Com seus orientandos do Programa de Pós-Graduação em Agricultura e Ambiente, Faez vem tentando encontrar meios de reutilizar o potássio e o nitrogênio da vinhaça, gerada em enormes quantidades pela indústria da cana. Para cada litro de etanol produzido são gerados de 12 a 18 litros de vinhaça.

Em um dos trabalhos, Faez e sua orientanda de mestrado Milena Maria Antonio usaram as cinzas resultantes da queima do bagaço da cana para retirar esses nutrientes da vinhaça. O estudo foi publicado em abril deste an Journal of Environmental Management e contou com o apoio da FAPESP.

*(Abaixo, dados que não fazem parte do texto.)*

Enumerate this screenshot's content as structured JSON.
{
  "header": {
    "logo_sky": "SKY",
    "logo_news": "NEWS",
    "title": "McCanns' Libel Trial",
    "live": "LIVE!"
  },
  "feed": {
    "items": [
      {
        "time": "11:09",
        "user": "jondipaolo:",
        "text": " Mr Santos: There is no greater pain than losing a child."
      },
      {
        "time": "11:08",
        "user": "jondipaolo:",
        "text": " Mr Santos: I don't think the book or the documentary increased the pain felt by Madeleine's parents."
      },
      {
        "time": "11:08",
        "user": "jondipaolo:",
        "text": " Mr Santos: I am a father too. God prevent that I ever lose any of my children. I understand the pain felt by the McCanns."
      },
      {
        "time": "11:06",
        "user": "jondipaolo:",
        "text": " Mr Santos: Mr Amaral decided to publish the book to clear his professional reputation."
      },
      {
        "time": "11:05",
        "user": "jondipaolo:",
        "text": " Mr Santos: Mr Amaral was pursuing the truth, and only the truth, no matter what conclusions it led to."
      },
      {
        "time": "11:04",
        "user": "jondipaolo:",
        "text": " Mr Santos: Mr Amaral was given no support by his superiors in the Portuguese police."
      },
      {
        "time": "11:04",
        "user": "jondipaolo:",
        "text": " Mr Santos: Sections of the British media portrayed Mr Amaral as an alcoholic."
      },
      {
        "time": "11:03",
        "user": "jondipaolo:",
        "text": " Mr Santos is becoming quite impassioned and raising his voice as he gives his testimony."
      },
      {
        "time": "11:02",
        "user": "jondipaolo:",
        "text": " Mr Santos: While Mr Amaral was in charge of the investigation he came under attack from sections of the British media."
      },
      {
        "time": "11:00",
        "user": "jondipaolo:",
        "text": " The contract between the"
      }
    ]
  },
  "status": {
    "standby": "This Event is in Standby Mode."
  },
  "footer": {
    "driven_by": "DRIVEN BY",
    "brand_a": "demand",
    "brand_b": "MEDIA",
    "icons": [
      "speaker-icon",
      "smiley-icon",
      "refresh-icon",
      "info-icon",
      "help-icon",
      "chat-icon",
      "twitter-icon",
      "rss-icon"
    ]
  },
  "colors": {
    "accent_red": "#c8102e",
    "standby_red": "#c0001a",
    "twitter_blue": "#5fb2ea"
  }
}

Cinzas – O bagaço da cana-de-açúcar é fonte de energia para a indústria, que queima o material. A cientista ressalta que essa combustão acontece em altos-fornos, sem parâmetros controlados, e gera basicamente dois resíduos: fuligem e cinzas. “O interessante das cinzas é que elas têm material carbonáceo, consistindo em uma parte de carbono e também sílica. Trata-se de um material poroso, que ajuda no processo de adsorção. Existem vários projetos para uso desse resíduo, principalmente como aditivo para material cerâmico, tijolo, asfalto. Mas utilizar as cinzas não modificadas para recuperar nutrientes da vinhaça é algo inédito.”

Ela explica que as cinzas, com um perfil heterogêneo, compreendem vários tipos de partículas, do ponto de vista estrutural. Podem ser irregulares, esféricas, tubulares fibrosas ou prismáticas. As tubulares fibrosas apresentam maior porção carbonácea, as angulosas irregulares têm grande proporção de sílica. “Além de grande porosidade, essas partículas têm grupos hidroxilas e grupos carbonilas com cargas negativas que interagem com as cargas positivas dos íons em que estamos interessados [de potássio e nitrogênio]. Assim, além das interações físicas proporcionadas pela porosidade [adsorção], há também interações químicas [absorção].”

De acordo com Faez, muitas pessoas trabalham para melhorar a capacidade de sorção (adsorção e/ou absorção) das cinzas com modificação superficial das partículas ricas em sílica. “É possível adicionar outros grupos químicos ali, mas esse trabalho adicional não era desejável. A intenção era pegar dois resíduos brutos e saber o que a gente conseguiria fazer com eles, num processo com o menor gasto energético possível e que gerasse dois produtos interessantes. Assim, usamos as cinzas após simples lavagem e secagem. Partimos do princípio de que, quanto menos processamento for necessário, mais fácil será convencer a indústria sucroalcooleira a inserir essa nova etapa no processo produtivo.”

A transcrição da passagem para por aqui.